All 62 passengers and crew aboard the half-full flight were Indonesians. The count included 10 children.
Authorities have yet to say why the Sriwijaya Air Boeing 737-500 plummeted about four minutes after leaving Soekarno-Hatta International Airport on Saturday afternoon.
But, on Sunday, they said they had identified the location of their black boxes (cockpit voice and flight data recorders) that could be key in explaining why the plane crashed into the Java Sea off the coast of the sprawling city.
The transport minister said on Saturday that the plane appeared to deviate from its intended course just before disappearing from radar.
Sriwijaya Air, which operates flights to destinations in Indonesia and Southeast Asia, has said little so far about the 26-year-old plane, previously piloted by Continental Airlines and United States-based United Airlines.
The Indonesian airline has not registered a fatal accident since it began operating in 2003, but this accident is the latest in a series of disasters for the country’s aviation sector.

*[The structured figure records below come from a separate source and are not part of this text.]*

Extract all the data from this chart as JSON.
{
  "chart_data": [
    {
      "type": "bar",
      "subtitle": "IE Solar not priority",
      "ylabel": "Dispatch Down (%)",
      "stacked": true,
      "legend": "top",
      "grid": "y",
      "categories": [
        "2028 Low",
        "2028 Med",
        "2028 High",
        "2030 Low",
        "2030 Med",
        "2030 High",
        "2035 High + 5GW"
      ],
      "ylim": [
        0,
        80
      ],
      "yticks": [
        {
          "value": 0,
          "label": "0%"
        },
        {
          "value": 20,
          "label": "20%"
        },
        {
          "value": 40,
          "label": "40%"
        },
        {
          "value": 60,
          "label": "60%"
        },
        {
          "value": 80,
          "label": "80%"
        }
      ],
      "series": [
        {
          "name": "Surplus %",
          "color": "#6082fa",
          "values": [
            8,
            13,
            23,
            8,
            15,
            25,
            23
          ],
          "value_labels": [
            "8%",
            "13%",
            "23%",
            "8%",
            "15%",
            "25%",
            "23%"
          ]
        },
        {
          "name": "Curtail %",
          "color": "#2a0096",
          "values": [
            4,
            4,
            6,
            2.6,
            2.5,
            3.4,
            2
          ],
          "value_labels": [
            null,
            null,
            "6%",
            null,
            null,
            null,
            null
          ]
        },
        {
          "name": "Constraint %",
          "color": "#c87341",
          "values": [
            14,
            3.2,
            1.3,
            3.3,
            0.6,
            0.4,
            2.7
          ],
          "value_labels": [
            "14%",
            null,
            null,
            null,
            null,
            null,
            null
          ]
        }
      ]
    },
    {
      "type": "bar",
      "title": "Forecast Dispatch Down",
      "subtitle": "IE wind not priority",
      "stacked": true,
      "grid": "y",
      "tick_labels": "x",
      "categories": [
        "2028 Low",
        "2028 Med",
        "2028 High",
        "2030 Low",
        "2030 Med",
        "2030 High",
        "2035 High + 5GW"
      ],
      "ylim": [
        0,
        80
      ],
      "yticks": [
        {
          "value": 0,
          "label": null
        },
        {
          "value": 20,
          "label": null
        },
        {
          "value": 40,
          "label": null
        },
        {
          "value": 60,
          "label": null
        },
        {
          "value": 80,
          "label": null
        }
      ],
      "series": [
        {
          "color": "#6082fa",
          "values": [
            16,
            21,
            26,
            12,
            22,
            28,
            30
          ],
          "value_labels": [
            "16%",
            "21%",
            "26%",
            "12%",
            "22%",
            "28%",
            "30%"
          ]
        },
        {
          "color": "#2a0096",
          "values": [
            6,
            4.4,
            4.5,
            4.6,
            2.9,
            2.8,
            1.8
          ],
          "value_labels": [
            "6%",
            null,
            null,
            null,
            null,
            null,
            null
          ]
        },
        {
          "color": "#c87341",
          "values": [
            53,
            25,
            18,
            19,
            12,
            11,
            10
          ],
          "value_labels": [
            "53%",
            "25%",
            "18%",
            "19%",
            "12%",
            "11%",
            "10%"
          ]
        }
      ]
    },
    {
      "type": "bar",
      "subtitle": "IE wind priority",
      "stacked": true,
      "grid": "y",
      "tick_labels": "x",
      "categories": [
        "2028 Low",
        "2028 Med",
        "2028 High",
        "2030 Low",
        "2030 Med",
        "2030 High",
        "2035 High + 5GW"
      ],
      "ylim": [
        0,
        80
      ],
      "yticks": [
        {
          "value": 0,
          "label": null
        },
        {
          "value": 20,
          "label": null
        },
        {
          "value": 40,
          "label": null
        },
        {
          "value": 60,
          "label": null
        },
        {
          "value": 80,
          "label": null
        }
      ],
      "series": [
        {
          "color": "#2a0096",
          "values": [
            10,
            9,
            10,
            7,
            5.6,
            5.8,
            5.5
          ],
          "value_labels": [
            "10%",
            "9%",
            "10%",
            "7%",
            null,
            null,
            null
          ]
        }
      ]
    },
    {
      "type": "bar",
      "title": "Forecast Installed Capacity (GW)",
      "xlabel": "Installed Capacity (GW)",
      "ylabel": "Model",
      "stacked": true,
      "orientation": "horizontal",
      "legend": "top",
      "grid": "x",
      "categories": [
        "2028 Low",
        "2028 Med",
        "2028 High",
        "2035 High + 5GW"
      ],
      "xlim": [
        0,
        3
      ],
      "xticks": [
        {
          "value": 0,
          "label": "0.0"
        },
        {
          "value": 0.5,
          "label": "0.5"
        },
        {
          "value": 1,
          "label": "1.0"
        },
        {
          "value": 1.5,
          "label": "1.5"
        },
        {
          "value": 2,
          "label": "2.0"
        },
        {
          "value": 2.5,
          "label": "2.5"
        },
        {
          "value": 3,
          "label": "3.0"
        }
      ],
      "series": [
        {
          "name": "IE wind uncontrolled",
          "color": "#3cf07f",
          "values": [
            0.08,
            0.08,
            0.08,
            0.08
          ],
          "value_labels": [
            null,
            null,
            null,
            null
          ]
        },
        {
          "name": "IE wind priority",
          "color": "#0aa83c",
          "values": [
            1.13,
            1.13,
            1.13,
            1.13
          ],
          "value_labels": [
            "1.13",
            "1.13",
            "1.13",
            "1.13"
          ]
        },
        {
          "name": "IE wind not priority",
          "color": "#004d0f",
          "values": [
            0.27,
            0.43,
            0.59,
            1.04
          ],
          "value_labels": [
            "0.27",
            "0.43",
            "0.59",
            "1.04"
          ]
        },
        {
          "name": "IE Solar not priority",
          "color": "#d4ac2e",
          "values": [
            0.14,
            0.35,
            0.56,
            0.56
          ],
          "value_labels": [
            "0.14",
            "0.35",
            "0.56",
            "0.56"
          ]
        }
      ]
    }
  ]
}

The Southeast Asian nation’s aviation sector has long been clouded by safety concerns, and its airlines were once barred from entering US and European airspace.
Security concerns
In October 2018, 189 people were killed when a Lion Air Boeing 737 MAX plane crashed near Jakarta.

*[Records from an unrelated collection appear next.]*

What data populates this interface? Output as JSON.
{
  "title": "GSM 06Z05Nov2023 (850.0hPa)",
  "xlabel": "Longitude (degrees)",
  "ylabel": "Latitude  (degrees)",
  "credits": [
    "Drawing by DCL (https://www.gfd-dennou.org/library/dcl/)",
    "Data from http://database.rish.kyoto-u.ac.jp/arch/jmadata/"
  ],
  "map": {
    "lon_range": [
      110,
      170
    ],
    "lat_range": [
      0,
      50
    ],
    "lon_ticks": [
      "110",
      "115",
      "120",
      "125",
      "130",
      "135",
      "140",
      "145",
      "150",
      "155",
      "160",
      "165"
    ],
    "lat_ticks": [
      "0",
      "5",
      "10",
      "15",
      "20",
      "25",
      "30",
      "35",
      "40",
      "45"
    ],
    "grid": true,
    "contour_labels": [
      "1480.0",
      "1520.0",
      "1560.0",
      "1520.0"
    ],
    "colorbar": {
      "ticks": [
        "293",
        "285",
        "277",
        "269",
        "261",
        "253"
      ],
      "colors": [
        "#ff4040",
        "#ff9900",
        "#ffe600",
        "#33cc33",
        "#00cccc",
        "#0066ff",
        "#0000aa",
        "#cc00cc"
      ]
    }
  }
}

That accident, and another in Ethiopia, saw Boeing receive fines of $ 2.5 billion for accusations of defrauding regulators overseeing the 737 MAX model, which was grounded around the world after the accidents.
The 737 that fell on Saturday was not a MAX variant.
“Our thoughts are with the crew, the passengers and their families,” Boeing said in a statement.
In 2014, an AirAsia plane en route from Surabaya to Singapore crashed with the loss of 162 lives.
A final report said the main factors included a chronically faulty component in a rudder control system, poor maintenance and inadequate response from pilots.
A year later, more than 140 people, including dozens on the ground, were killed when a military plane crashed shortly after takeoff in Medan, on the island of Sumatra.